Documenting Curator History

  • Curator history showing all curators?

When there are multiple curators attached to an annotation, are they all still associated with it? Check WBGene00000035 for an example. In the old form, both Carol and Tuco are associated (same time stamp), but in the new form I only see Tuco. Alternatively, should the Curator field allow for more than one value in the concise OA? I see. Well, we could try to put both curators, but it would be random which one would be the "last" curator, which would be the only one that would show in the curator field, while both would show in the (current, hopefully will be replaced) curator history 'ontology' field, and the .ace file. We could make it a multivalue curator, I'm still not sure of all the ramifications of that, but we could. One partial problem with that is we would then have all the curators in two fields, which would be temping to get rid of the other field, but the other field is necessary to keep track of all the timestamps. I'm not really sure which way would be best as far as this field.

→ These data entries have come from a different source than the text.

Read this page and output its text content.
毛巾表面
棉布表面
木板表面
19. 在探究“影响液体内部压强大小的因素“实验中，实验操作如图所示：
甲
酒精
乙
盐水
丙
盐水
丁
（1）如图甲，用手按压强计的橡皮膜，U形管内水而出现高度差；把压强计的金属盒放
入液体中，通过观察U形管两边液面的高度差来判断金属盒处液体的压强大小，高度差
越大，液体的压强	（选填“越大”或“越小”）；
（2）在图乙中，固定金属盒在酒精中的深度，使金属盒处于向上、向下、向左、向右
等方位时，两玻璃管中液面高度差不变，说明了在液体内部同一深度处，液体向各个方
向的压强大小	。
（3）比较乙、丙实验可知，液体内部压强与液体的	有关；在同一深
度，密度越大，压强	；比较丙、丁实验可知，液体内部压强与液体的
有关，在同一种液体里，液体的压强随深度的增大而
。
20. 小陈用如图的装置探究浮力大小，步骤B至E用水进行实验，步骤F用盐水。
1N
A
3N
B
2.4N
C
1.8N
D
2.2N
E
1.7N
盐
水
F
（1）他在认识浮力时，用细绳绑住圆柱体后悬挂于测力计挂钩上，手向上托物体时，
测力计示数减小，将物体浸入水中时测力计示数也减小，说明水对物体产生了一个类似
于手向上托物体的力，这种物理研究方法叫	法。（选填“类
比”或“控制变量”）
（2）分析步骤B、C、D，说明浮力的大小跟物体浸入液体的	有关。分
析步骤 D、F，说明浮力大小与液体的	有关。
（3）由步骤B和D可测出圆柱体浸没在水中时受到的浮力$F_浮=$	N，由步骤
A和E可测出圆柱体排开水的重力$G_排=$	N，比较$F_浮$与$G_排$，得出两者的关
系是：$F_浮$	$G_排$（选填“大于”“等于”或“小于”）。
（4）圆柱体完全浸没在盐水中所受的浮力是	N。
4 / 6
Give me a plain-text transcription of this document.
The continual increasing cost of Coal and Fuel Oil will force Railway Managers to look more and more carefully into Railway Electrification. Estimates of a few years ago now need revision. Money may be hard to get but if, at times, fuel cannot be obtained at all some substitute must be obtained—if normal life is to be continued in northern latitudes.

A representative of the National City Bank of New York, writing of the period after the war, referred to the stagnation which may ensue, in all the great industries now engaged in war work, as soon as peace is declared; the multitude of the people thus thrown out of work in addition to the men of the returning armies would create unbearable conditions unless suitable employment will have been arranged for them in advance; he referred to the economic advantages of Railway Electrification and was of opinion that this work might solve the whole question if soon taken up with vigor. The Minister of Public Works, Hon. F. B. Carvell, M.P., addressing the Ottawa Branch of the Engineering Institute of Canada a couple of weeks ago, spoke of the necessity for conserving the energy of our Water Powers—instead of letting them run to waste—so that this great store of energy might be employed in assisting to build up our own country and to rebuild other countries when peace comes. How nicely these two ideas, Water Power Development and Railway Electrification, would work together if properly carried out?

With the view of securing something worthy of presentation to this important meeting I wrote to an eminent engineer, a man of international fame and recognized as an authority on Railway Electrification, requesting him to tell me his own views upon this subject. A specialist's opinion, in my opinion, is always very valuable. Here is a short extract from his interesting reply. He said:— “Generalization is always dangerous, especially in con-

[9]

I think the main issue for me is being able to query the form using a curator name and be confident that I'm really getting all of the entries attached to that curator. If the curator field was a multivalue field, then when there is more than one curator with the same time stamp attached, we could query that field with a curator name, and know we were getting all of their associated entries. --Kimberly

  • Is Curator history queryable by name?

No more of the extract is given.